Built in the middle of the 1970s, the CN Tower held the world record for the tallest free standing structure for more than thirty years. Although it has since been surpassed, it is still listed as one of the tallest structures in the world and is in fact named one of the seven modern wonders of the world. That title is somewhat controversial, but as anyone offering resume services in Vancouver can attest to, truth is simply in how a phrase is put.
Whatever records it does or does not hold, the CN Tower has some serious clout locally, both because of its role as a tourist attraction and due to more practical considerations. For example, the height of the tower makes it an ideal place for a radio station or other broadcasters to set up shop. Many of the Christian affiliate programs you hear over the airwaves in Toronto and throughout the surrounding areas are set up or bounced off of points on this tall structure. One can only imagine the confusion that would result in the city if the strength of the signals on the tower were diminished!

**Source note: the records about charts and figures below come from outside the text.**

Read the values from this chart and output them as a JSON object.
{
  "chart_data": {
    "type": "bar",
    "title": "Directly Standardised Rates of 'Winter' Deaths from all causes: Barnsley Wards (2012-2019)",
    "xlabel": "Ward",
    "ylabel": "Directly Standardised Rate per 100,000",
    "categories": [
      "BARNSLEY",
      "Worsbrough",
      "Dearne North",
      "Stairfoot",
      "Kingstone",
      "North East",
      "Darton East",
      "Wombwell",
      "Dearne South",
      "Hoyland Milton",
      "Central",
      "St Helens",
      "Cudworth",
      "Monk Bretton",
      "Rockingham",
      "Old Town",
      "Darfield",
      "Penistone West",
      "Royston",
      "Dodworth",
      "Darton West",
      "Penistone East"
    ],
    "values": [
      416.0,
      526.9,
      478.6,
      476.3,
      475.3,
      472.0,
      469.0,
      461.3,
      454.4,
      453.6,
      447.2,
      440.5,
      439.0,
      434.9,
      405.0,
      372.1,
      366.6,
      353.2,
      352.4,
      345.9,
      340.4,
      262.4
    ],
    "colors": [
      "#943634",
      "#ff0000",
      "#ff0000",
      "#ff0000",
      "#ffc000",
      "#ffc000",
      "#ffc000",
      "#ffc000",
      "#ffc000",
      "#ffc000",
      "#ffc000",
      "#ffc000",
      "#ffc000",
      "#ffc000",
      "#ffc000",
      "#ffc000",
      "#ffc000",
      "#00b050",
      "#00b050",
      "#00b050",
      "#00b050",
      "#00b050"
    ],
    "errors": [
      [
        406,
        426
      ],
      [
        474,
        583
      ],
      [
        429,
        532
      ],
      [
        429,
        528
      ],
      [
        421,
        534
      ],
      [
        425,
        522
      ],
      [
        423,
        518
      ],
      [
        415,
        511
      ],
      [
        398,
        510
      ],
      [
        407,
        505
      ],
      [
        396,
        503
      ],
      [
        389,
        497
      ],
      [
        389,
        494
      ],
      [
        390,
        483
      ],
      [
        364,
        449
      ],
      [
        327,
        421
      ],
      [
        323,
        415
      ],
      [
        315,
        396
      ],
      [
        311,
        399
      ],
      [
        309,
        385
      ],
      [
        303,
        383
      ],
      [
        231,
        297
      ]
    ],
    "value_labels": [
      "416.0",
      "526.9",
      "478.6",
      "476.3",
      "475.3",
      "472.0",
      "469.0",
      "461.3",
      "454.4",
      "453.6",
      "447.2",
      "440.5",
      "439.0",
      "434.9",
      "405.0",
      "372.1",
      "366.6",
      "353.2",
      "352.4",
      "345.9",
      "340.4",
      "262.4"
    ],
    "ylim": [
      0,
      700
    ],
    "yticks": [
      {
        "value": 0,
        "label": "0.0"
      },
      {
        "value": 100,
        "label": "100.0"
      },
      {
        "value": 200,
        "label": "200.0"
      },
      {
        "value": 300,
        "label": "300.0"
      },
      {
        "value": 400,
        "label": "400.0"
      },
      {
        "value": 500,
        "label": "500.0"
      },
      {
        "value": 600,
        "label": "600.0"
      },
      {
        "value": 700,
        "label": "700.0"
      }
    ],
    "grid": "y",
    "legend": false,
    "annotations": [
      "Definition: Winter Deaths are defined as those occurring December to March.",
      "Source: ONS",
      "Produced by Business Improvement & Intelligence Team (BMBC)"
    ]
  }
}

Corporate communications are not the only signals that rely on the CN tower for broadcasting, either. Odds are that if you are on your blackberry, roaming around the city, the signal is being triangulated through any one of a number of receptors that run up and down this huge structure. When you're talking to your wife on the way home from work, it's the CN tower that is making it possible.
The CN tower was named after the Canadian National railway, but that is not what the initials stand for anymore. CN decided that holding onto the tower would be akin to manufacturing aquarium test kits, that is to say, not an area that really involved railroads. They therefore sold the tower in 1995, and the CN now stands for Canada's National Tower.